The primitive Christians—Jews, Greeks, Egyptians, Ethiopians, Romans—thought the Jews were right, and their proof for it was that a Man was raised from the dead and declared to be the Son of God.  The truth of that fact, transcending bare myth and any particular culture, including Semitic ones, transforms any notion of human tradition and clarifies the meaning of human community.  The reality of the Incarnation of God and His entrance into human history cannot but shape the meaning of everything, because it is the meaning of everything.

It is that universal truth (and the concomitant rejection of all idols) that shaped the West, creating Christendom.  But neither Christendom nor the Church (Catholic, Orthodox, Protestant, or all of the above) are the City of God, the Kingdom of Heaven.  It is, as Augustine wrote, a “heavenly city.”  That City, that Kingdom will come on the Last Day, but not a day or an hour sooner.

The tendency of others to confuse the City of Man with the City of God was what led Augustine to write his great work.  Like today’s neopagans, yesterday’s pagans pointed their fingers at “primitive” Christianity as the cause of the fall of the so-called Eternal City.  Roman Christians, in turn, fleeing the fires of Alaric and arriving at their vacation homes in Augustine’s North Africa, could not help but wonder: Has God abandoned us?  Are the pagans right?  Even Saint Jerome approached despair.

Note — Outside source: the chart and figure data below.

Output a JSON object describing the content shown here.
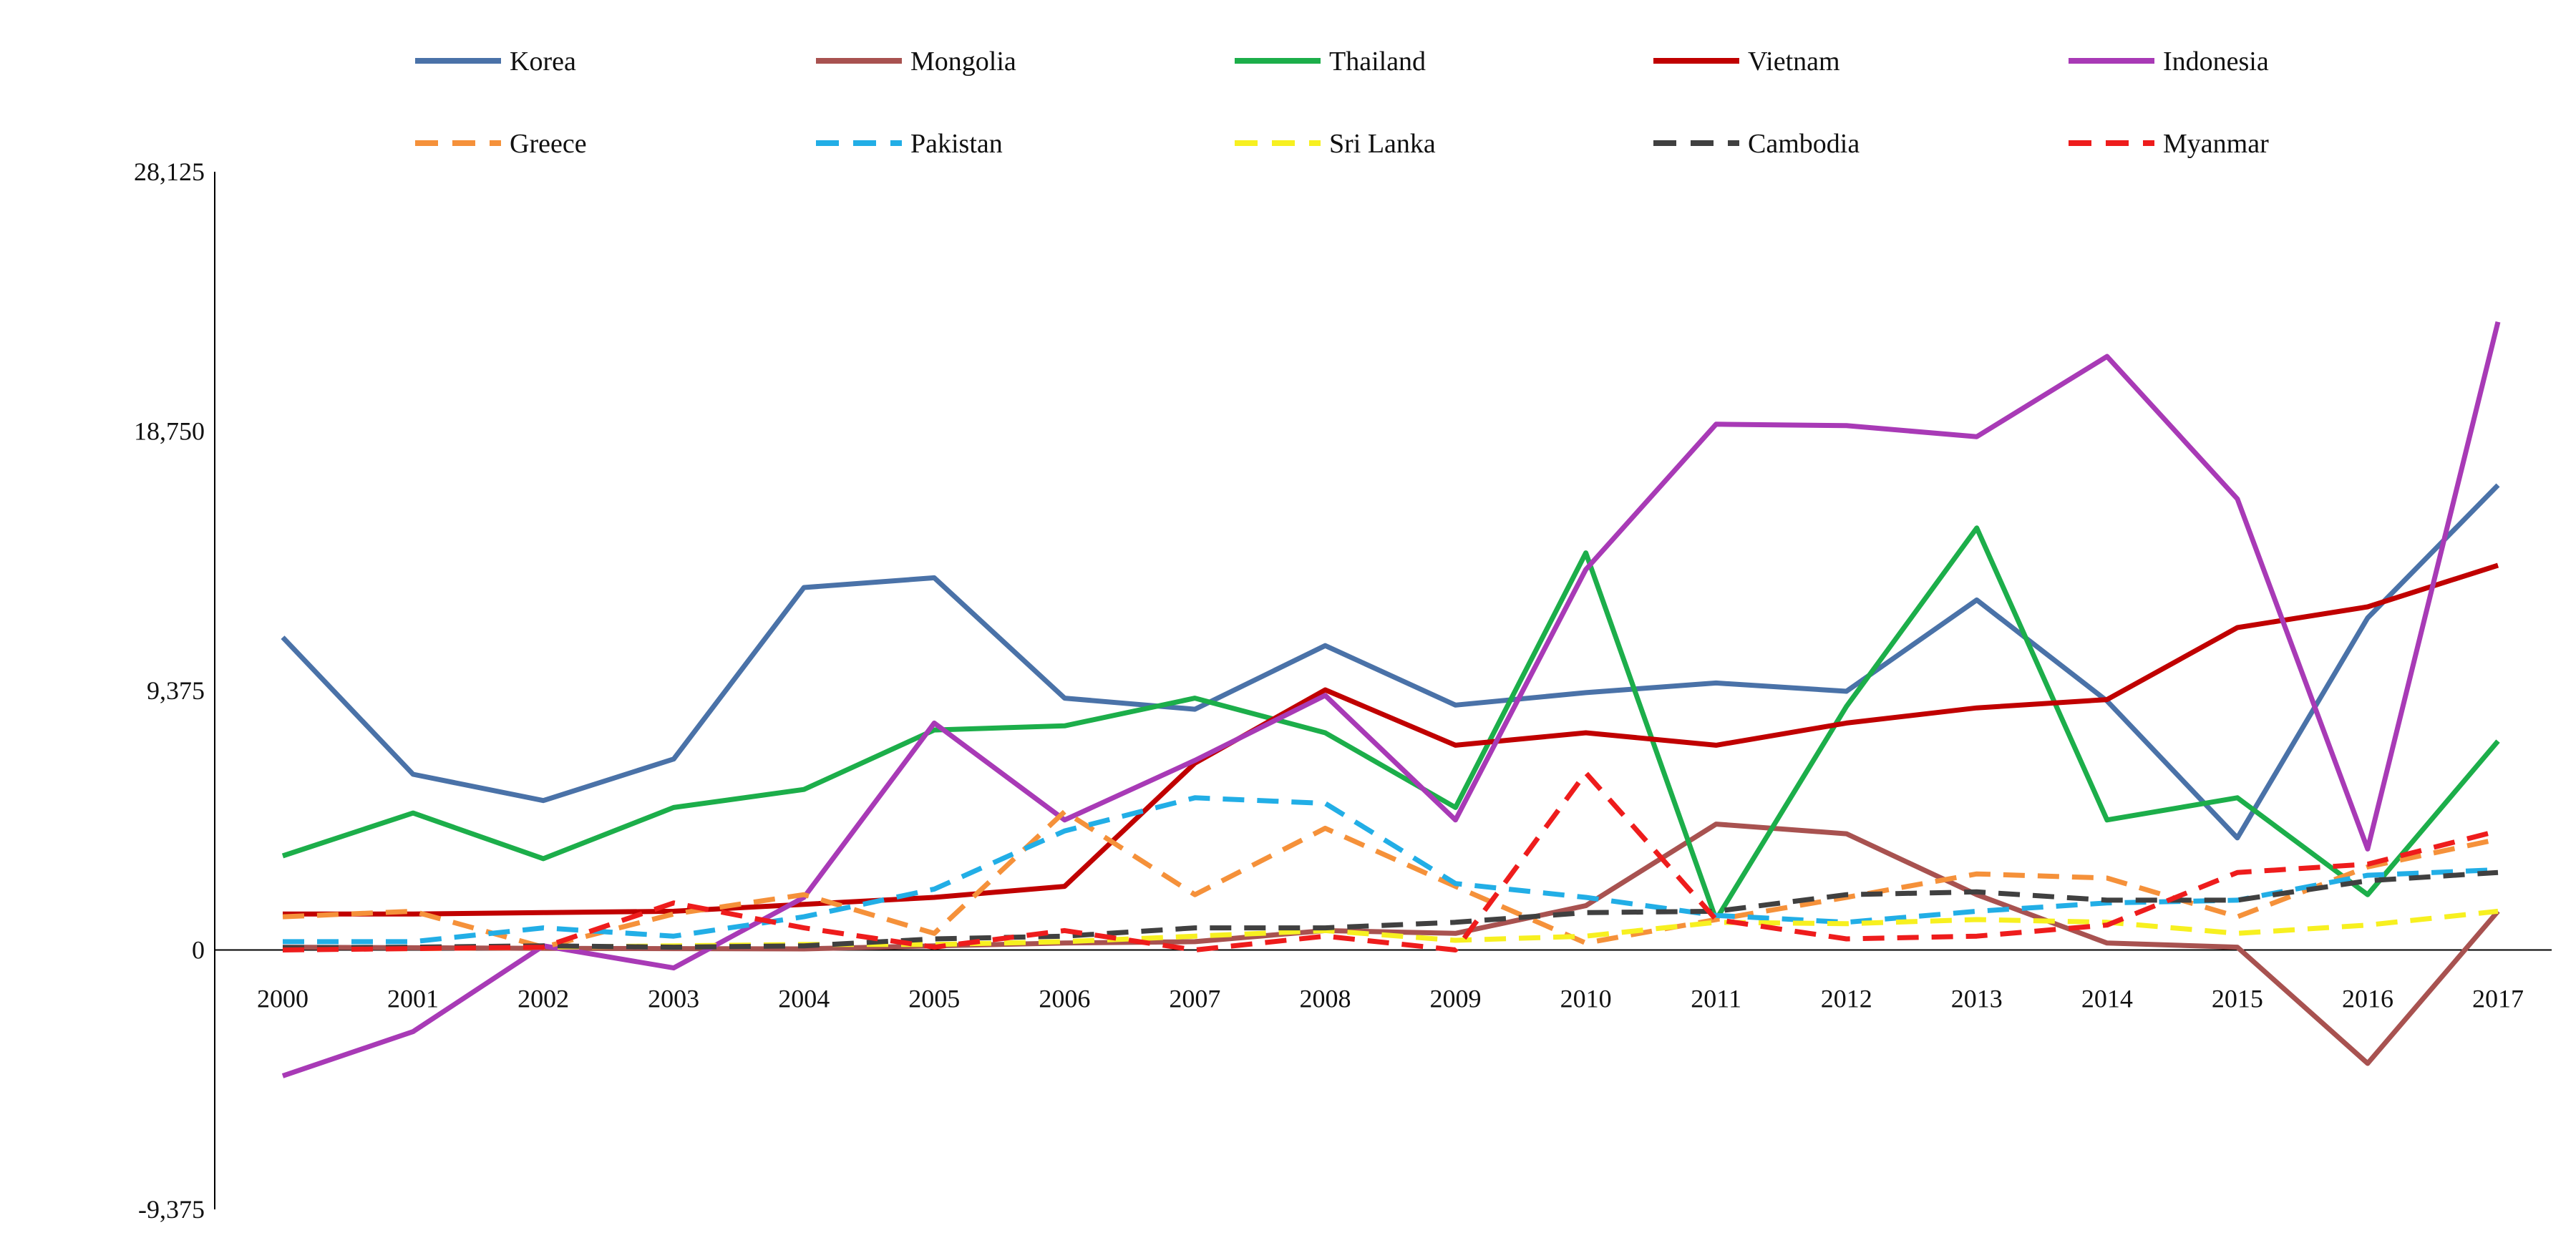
{
  "chart_data": {
    "type": "line",
    "title": "",
    "xlabel": "",
    "ylabel": "",
    "x": [
      "2000",
      "2001",
      "2002",
      "2003",
      "2004",
      "2005",
      "2006",
      "2007",
      "2008",
      "2009",
      "2010",
      "2011",
      "2012",
      "2013",
      "2014",
      "2015",
      "2016",
      "2017"
    ],
    "ylim": [
      -9375,
      28125
    ],
    "y_ticks": [
      -9375,
      0,
      9375,
      18750,
      28125
    ],
    "y_tick_labels": [
      "-9,375",
      "0",
      "9,375",
      "18,750",
      "28,125"
    ],
    "legend_position": "top",
    "series": [
      {
        "name": "Korea",
        "color": "#4a72a8",
        "dash": "solid",
        "values": [
          11300,
          6350,
          5400,
          6900,
          13100,
          13450,
          9100,
          8700,
          11000,
          8850,
          9300,
          9650,
          9350,
          12650,
          9000,
          4050,
          12000,
          16800
        ]
      },
      {
        "name": "Mongolia",
        "color": "#a85250",
        "dash": "solid",
        "values": [
          100,
          80,
          60,
          50,
          40,
          150,
          250,
          300,
          700,
          600,
          1600,
          4550,
          4200,
          2000,
          250,
          100,
          -4100,
          1400
        ]
      },
      {
        "name": "Thailand",
        "color": "#1cae4a",
        "dash": "solid",
        "values": [
          3400,
          4950,
          3300,
          5150,
          5800,
          7950,
          8100,
          9100,
          7850,
          5150,
          14350,
          1100,
          8800,
          15250,
          4700,
          5500,
          2000,
          7550
        ]
      },
      {
        "name": "Vietnam",
        "color": "#c00000",
        "dash": "solid",
        "values": [
          1300,
          1300,
          1350,
          1400,
          1650,
          1900,
          2300,
          6750,
          9400,
          7400,
          7850,
          7400,
          8200,
          8750,
          9050,
          11650,
          12400,
          13900
        ]
      },
      {
        "name": "Indonesia",
        "color": "#a83ab6",
        "dash": "solid",
        "values": [
          -4550,
          -2950,
          150,
          -650,
          1900,
          8200,
          4700,
          6850,
          9200,
          4700,
          13750,
          19000,
          18950,
          18550,
          21450,
          16300,
          3650,
          22700
        ]
      },
      {
        "name": "Greece",
        "color": "#f5913a",
        "dash": "dashed",
        "values": [
          1200,
          1400,
          100,
          1300,
          2000,
          600,
          5000,
          2000,
          4400,
          2300,
          250,
          1100,
          1900,
          2750,
          2600,
          1200,
          3000,
          4000
        ]
      },
      {
        "name": "Pakistan",
        "color": "#22aee6",
        "dash": "dashed",
        "values": [
          300,
          300,
          800,
          500,
          1200,
          2200,
          4300,
          5500,
          5300,
          2400,
          1900,
          1250,
          1000,
          1400,
          1700,
          1800,
          2700,
          2900
        ]
      },
      {
        "name": "Sri Lanka",
        "color": "#f7f020",
        "dash": "dashed",
        "values": [
          50,
          50,
          100,
          150,
          200,
          200,
          300,
          500,
          700,
          350,
          500,
          1000,
          950,
          1100,
          1000,
          600,
          900,
          1400
        ]
      },
      {
        "name": "Cambodia",
        "color": "#404040",
        "dash": "dashed",
        "values": [
          80,
          100,
          150,
          100,
          150,
          400,
          500,
          800,
          800,
          1000,
          1350,
          1400,
          2000,
          2100,
          1800,
          1800,
          2500,
          2800
        ]
      },
      {
        "name": "Myanmar",
        "color": "#ee1c1c",
        "dash": "dashed",
        "values": [
          0,
          50,
          100,
          1700,
          800,
          100,
          700,
          0,
          500,
          0,
          6400,
          1100,
          400,
          500,
          900,
          2800,
          3100,
          4300
        ]
      }
    ]
  }
}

Augustine’s answer in De Civitate Dei was to remind Christians of the utter futility of making an idol of human government.  Kings, cultures, civilizations come and go.  Jesus told Pilate, “my kingdom is not of this world.”  He told His disciples that those who enter that kingdom must become not great warriors, but like little children, babes in arms.  “Peter, put up thy sword.”

The fall of a great civilization—even one that is rooted in Christianity—is painful to watch.  But it really tells a Christian nothing more than what he should already know: Sin has so utterly corrupted this world that no human tradition can save it.  It must be bathed in fire.  Thus, to ask whether there is any hope for the West is to ask the wrong question.  Attempting to answer it leads to the neopagan critique and its self-centered, cynical detachment.  We may fight for the West and against the enemies of Christendom.  But our hope is in the City made without hands.

Christendom apart from the Faith that made it is a corpse.  A corpse we dare not, and cannot, resuscitate.

 

[This article was drawn from a speech delivered at the 2011 meeting of the John Randolph Club.]